The debate on icons is generally lubricated by the PR machine of market economies. New British Architecture has not recently produced an original idea that creates interesting debate. If you go back to Archigram’s belief in ideas, I don’t see that intellectual engagement anymore where architecture is followed as both a cultural, social and political act.
But I did see it with Brick House by Caruso St John Architects. At first glance it’s just another one of those pragmatic buildings. But I think there is something more modern. The project has an intellectual engagement about architecture that I don’t find elsewhere in the worlds of Foster and Rogers etc. Whereas in the Brick House there is the realisation that London is a city of bricks. It is thinking about bricks on the level of the domestic scale. It is a very British piece of architecture. I think it would lose its power if it was taken away from London and placed somewhere else.
A lack of trust
The British public doesn’t trust architects. Maybe it’s the product of the sixties, when modernism was applied to social projects. Architecture is a by-product of a populist form of thinking where you design for Joe Public. There seems to be level of contempt towards the architect. At a government level they are concerned with getting votes rather than being patrons of good architecture. There is no patronage.

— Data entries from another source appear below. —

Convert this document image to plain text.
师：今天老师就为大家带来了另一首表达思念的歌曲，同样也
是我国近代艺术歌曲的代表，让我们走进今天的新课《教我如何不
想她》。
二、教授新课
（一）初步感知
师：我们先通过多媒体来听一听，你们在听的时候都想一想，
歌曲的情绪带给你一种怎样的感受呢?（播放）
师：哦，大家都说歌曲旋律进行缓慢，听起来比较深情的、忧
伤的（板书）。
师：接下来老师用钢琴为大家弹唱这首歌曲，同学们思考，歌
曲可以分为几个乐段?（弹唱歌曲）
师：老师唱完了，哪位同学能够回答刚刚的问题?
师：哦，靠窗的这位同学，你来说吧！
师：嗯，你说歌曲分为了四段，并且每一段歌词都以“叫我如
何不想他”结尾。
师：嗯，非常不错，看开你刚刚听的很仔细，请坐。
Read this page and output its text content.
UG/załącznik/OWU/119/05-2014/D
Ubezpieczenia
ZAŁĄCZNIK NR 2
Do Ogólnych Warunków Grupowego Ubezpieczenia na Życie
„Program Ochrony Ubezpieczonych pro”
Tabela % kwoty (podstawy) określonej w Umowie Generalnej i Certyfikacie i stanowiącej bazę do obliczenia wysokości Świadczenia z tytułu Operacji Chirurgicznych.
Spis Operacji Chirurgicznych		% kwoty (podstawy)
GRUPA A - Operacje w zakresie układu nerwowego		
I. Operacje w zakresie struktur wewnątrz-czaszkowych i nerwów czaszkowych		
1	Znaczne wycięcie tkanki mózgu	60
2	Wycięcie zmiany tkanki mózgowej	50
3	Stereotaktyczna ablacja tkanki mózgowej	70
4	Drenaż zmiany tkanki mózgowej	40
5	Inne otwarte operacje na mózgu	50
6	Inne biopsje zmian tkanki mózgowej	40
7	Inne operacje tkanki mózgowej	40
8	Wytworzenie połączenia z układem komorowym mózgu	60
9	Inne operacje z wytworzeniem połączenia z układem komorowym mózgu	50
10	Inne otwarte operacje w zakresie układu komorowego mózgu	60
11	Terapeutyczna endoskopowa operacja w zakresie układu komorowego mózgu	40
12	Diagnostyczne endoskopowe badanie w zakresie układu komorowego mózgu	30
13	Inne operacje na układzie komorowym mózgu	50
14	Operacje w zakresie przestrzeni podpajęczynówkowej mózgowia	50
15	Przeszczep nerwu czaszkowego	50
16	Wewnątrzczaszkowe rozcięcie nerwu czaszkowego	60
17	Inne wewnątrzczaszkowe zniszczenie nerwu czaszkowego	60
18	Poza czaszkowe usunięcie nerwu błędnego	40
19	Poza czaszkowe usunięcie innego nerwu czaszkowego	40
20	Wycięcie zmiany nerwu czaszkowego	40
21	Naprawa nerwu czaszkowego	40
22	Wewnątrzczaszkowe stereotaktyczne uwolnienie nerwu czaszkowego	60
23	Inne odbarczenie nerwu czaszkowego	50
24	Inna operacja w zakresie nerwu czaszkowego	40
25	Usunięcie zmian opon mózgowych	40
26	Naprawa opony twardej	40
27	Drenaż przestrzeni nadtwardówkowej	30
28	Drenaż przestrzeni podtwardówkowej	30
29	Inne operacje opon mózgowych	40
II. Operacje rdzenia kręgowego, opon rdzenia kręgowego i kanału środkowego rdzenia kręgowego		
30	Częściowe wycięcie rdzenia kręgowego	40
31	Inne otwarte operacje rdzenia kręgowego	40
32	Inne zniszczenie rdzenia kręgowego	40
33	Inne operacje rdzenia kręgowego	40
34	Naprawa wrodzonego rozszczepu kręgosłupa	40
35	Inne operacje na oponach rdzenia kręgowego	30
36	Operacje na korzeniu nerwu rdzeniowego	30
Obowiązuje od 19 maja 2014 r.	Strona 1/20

I am more interested in thinking about architecture that has a new relevance towards architectural debate. Because it is a professional body, I don’t think the RIBA is good at conducting a debate that is more conjectural, more theoretical and more intellectual. The AA is more about what British architecture has got to offer as a cultural project rather than as a day-to-day practice.
I don’t see architectural theory as separate from practice. If anything there has been an intellectual void that is opening up for the past five to ten years. On the academic level intellectual discussions has certainly dwindled in favour of digital experimentation that is far more technocratic. The ability to describe, theorise, conceptualise has stopped. This is where Rem Koolhaas is incredibly precise saying that where Asia is building more cities than ever before in the history of mankind, at the same time the West has stopped thinking about the city vis-a-vis thinking about the city through architecture and by architecture. A level of criticality needs to return to architecture.
Accordia won the Stirling Prize as a rallying point around the issue of housing and as a counterpoint to iconic architecture. It’s about time for social housing to come back into fashion. It should be an area of great experimentation and it is not. Every architectural epoch has a dominant type of experimentation. With modern architecture the dominant type it was social housing with Bauhaus and Mies van der Rohe. Brilliant work came out of if it.
Recently high-rise has emerged from the market of liberal capitalism. Social housing could be a counterpoint to it. This is where the question of the public and the collective patronage, will enable a different type of architecture.
I would have been a different type of architect had I not trained in the UK. I would not be doing the things I am doing or running the practice that I am running had I not been here. The AA is an anomaly. It is incredibly international. If you are very good it makes you into a special architect. If you are crap it makes you at least half way competent. It has helped me a lot. I have been given an incredible amount of support to pursue certain theoretical directions and intellectual discourses that have fuelled my practice. I cannot imagine a practice without it.